Die Verwaltung hat Planungsmittel für das Demokratiezentrum im Lindener Rathaus im Haushaltsentwurf 2027/2028 eingestellt. „Ich hoffe auf Zustimmung im Rat für die starke Idee eines Demokratiezentrums in Erinnerung an Hannah Arendt“, sagte Oberbürgermeister und OB-Kandidat Belit Onay beim heutigen ersten Hannah-Arendt-Fest auf dem Lindener Marktplatz vor mehreren hundert Besucher*innen. Auch Hannover braucht gesellschaftliche Räume, in denen Menschen zusammenkommen könnten, die sich für die Demokratie und Vielfalt einsetzen würden.
Persönliche Worte

In sehr persönlichen Worten schilderte Onay seine Erfahrungen in Goslar während der sogenannten „Baseballschlägerjahre“ in den 1990ern, als neonazistische und skinhead-orientierte Gruppierungen den öffentlichen Raum in vielen Regionen dominierten. „Die Polizei hat uns damals gewarnt, dass wir Angriffen von Rechten ausgesetzt sein können.“ Damals habe die Politik die Opfer im Stich gelassen und auch heute sehe er solche Tendenzen wieder.
Starke Unterstützung
Starke Unterstützung für das Projekt eines Demokratiezentrums gab es auch vom SPD-Kandidaten Axel von der Ohe und Swantje Michaelsen (Bundestagsabgeordnete Bündnis 90/Die Grünen). „Politik können wir nur gemeinsam machen. Das habe ich während meines Studiums am Schneiderberg auch durch die Auseinandersetzung mit den Schriften von Hannah Arendt gelernt“, erinnerte sich von der Ohe. Er sagte zu, die Idee des Zentrums mit voranbringen zu wollen.
Auch Kulturdezernentin Eva Bender (SPD) warb nachdrücklich um Unterstützung: „Wir brauchen Orte, an denen wir uns auf Augenhöhe austauschen können über unsere gesellschaftlichen Perspektiven und auch konfliktäre Gespräche führen. Ich danke allen Aktiven, die sich ehrenamtlich für das Demokratiezentrum einsetzen.“ Der Stadtteil Linden stehe ganz besonders für die demokratische Tradition der Stadtgesellschaft. „Hier wurde das bundesweit erste Freizeitheim gegründet“, erinnerte sie.
Rege Debatten
Rege Debatten an den Informationsständen, politische Poetry-Slam-Beiträge, Gedichte und ein Märchen von Hannah Arendt sowie ein Talk mit dem ehemaligen Ministerpräsidenten Stephan Weil (SPD) prägten dieses erste Hannah-Fest. Es ist auch Rückenwind für die Initiatoren Dr. Arno Brandt und
Dr. Daniel Gardemin, die inzwischen weit über 100 Unterstützer gefunden haben. Gardemin dankte dem Stadtbezirksrat Linden‑Limmer als einem der finanziellen Förderer des Hannah-Festes.
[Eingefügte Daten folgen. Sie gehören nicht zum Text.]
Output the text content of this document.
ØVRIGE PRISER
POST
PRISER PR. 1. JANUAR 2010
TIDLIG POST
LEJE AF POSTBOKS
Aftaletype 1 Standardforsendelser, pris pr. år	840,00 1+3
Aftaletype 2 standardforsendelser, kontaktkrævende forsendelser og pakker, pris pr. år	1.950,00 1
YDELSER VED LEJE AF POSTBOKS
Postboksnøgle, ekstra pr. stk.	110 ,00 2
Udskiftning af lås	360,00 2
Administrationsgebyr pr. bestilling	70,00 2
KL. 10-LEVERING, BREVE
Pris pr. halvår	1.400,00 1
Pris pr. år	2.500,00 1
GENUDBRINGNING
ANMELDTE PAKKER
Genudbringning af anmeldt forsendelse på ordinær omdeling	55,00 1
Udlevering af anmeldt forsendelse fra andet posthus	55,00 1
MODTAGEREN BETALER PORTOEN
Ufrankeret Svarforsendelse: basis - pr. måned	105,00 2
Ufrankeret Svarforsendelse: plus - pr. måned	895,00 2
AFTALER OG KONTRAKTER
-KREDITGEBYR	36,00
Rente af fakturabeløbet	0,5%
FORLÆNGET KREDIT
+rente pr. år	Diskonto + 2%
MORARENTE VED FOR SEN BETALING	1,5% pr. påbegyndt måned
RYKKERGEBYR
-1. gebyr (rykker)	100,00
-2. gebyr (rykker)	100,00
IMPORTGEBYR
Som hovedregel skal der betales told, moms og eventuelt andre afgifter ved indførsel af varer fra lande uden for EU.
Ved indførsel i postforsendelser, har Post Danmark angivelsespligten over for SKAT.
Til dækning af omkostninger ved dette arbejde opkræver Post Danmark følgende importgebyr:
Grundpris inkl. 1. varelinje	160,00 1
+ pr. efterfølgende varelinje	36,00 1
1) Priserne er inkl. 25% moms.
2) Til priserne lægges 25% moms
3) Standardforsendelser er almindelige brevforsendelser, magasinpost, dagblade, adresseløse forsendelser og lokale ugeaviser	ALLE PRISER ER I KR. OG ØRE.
Nachtrag: Der OB-Kandidat der CDU, Peter Karst war – später als geplant – doch beim Fest. Zu dem Zeitpunkt war die Autorin allerdings nicht mehr da.





Für uns Demokrat*innen ist es alternativlos, für unsere Werte einzutreten. Wer dagegen argumentiert, betreibt das Geschäft der Demokratiefeinde. Eine Hannah-Arendt-Demokratiezentrum wäre ein außergewöhnlicher Gewinn für Linden und Hannover an einem ehrwürdigen Platz für eine solche Einrichtung und ein so wichtiges Statement. Es ist eine Einladung an alle Dialogbereiten. Überdies war es ein wunderbares Zusammenkommen so vieler toller Menschen.
Wenn die politischen Entscheidungen zu Frust und Abkehr von demokratischen Parteien führen, dann braucht man natürlich ein Demokratiezentrum.
Ich wäre da eher für das Gespräch mit denen die sich nicht mehr von den Parteien mit ihren Sorgen und Nöten ausreichend vertreten fühlen, als mit denen, die eh auf der gleichen Wellenlänge sind. Wer würde das Demokratiezentrum aufsuchen? Die frustrierten Menschen, die ihr Kreuz bei der AFD machen bestimmt nicht. Also würden wieder nur ein paar politisch interessierte Menschen zusammensitzen und sich Gedanken um die gleichen Themen wie bisher machen. Wie holt man damit die AFD-Wähler ab?
Es ist schön zu sehen, dass so viele Menschen da waren und trotz Wahlkampf die Spitzen von SPD und Grünen die Idee eines Hannah-Ahrendt-Demokratiezentrums unterstützen. Ein so wichtiges Signal in dieser verrückten Zeit! Was sagen eigentlich CDU und FDP dazu?